En Brasil se ha demostrado que ni siquiera un pentacampeón puede resistir las presiones de Joseph Blatter y compañía.

MUNDIAL DE MARCAS
Incluso, por presión de la FIFA se cambió la legislación brasileña para que se permita el consumo de cerveza en los estadios, algo que estaba prohibido desde hace una década como una forma de prevención de la violencia durante los partidos.

Lo más escandaloso son los privilegios fiscales de los que gozan todas estas grandes marcas y empresas multinacionales que patrocinan la cita mundialista.

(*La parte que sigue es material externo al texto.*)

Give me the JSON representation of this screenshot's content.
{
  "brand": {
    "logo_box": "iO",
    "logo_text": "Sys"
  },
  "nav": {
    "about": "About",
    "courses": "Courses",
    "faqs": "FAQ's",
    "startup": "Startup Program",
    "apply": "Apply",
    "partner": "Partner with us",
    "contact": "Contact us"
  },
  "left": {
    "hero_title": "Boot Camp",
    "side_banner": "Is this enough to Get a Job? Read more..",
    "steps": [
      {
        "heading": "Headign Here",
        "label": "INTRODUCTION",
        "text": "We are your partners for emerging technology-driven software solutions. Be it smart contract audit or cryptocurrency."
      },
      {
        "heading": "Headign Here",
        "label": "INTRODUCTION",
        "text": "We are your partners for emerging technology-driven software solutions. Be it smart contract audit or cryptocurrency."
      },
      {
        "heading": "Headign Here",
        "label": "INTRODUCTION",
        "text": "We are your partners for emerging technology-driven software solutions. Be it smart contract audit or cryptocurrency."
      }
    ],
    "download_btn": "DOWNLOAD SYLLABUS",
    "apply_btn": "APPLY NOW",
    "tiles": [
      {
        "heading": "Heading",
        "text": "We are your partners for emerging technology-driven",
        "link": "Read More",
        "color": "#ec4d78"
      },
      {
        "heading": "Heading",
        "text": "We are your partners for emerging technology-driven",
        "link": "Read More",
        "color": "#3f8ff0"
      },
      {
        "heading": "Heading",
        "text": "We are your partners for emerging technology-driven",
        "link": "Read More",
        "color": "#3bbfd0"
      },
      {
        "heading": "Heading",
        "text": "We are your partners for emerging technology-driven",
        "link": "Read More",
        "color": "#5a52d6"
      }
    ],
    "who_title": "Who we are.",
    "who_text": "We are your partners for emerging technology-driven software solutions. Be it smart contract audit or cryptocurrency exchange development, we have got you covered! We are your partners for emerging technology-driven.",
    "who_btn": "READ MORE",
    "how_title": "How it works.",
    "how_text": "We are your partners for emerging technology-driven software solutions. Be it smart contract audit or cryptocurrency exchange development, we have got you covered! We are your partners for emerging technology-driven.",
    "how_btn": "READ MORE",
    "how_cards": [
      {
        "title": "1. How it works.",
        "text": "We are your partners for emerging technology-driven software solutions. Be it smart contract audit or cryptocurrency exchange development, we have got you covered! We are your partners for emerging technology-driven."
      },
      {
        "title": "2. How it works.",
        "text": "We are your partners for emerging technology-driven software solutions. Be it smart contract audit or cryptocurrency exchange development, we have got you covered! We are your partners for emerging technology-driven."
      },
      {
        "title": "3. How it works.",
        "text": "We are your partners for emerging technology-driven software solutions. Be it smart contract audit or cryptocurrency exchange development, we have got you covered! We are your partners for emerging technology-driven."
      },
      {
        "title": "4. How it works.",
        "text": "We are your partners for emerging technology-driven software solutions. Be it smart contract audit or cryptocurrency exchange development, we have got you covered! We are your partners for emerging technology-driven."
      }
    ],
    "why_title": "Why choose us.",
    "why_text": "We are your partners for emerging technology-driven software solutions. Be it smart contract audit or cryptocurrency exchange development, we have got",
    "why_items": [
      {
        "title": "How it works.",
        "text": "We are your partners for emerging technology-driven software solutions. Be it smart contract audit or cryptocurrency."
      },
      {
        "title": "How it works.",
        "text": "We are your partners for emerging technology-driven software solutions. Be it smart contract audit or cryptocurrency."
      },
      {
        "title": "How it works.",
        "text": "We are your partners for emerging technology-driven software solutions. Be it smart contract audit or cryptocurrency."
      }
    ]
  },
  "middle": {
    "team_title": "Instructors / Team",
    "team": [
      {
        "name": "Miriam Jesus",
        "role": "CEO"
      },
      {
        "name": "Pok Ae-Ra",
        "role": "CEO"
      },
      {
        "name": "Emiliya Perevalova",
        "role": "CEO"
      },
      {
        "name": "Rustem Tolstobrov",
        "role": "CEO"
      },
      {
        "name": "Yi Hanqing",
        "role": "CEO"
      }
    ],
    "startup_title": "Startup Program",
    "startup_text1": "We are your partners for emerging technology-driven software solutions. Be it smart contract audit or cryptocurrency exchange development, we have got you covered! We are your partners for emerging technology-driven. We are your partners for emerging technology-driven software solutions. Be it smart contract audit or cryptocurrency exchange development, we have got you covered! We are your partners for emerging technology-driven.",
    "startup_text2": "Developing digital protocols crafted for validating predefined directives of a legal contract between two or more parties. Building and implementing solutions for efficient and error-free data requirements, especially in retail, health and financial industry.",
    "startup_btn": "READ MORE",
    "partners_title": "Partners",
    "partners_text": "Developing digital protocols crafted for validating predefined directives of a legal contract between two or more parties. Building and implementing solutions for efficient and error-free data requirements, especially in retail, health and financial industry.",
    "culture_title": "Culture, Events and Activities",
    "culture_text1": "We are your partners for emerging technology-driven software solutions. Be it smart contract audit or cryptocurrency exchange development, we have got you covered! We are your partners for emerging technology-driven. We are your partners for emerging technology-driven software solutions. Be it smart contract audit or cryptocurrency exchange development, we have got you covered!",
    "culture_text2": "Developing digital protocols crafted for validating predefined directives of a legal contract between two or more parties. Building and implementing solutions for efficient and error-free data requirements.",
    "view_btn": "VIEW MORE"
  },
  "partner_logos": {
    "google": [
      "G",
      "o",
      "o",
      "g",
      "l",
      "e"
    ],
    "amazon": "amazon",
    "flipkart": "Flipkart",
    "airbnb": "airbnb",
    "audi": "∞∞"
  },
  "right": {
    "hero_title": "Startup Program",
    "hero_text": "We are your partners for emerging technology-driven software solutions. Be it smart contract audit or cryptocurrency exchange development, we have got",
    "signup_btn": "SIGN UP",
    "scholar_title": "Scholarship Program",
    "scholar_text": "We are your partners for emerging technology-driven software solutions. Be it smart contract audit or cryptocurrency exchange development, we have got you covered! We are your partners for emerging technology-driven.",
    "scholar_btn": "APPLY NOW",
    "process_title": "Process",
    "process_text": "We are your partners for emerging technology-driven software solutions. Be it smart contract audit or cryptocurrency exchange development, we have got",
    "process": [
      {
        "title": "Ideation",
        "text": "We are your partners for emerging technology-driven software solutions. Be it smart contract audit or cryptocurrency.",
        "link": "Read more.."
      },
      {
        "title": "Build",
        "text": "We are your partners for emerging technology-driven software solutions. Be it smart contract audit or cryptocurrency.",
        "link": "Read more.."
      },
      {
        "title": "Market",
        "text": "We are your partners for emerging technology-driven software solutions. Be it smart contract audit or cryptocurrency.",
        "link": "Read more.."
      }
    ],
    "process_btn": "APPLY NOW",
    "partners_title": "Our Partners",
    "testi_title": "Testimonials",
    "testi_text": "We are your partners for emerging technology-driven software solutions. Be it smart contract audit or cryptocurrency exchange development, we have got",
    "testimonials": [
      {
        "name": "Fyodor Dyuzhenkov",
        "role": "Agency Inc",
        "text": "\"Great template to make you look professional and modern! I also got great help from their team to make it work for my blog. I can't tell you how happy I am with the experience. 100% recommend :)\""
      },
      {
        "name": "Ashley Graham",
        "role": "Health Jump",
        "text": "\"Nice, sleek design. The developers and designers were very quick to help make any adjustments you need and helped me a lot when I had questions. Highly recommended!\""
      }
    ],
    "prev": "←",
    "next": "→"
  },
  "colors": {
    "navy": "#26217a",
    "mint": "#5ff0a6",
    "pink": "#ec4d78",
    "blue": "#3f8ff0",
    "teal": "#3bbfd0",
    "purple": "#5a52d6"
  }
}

Se estima que el país anfitrión dejará de percibir unos 400 millones de dólares por concepto de impuestos no cobrados a la FIFA y sus socios comerciales, lo que incluye exenciones a los impuestos aduaneros para las importaciones de marcas auspiciadoras, sin contar los beneficios por la eliminación de los costos laborales relativas a sus actividades y el monopolio obtenido en la venta de sus productos en los estadios y los alrededores en un radio de 2 kilómetros.

Artículo escrito por Rodolfo Bejarano, investigador de la Red Latinoamericana de sobre Deuda, Desarrollo y Derechos.
También fue publicado en el Diario LA PRIMERA.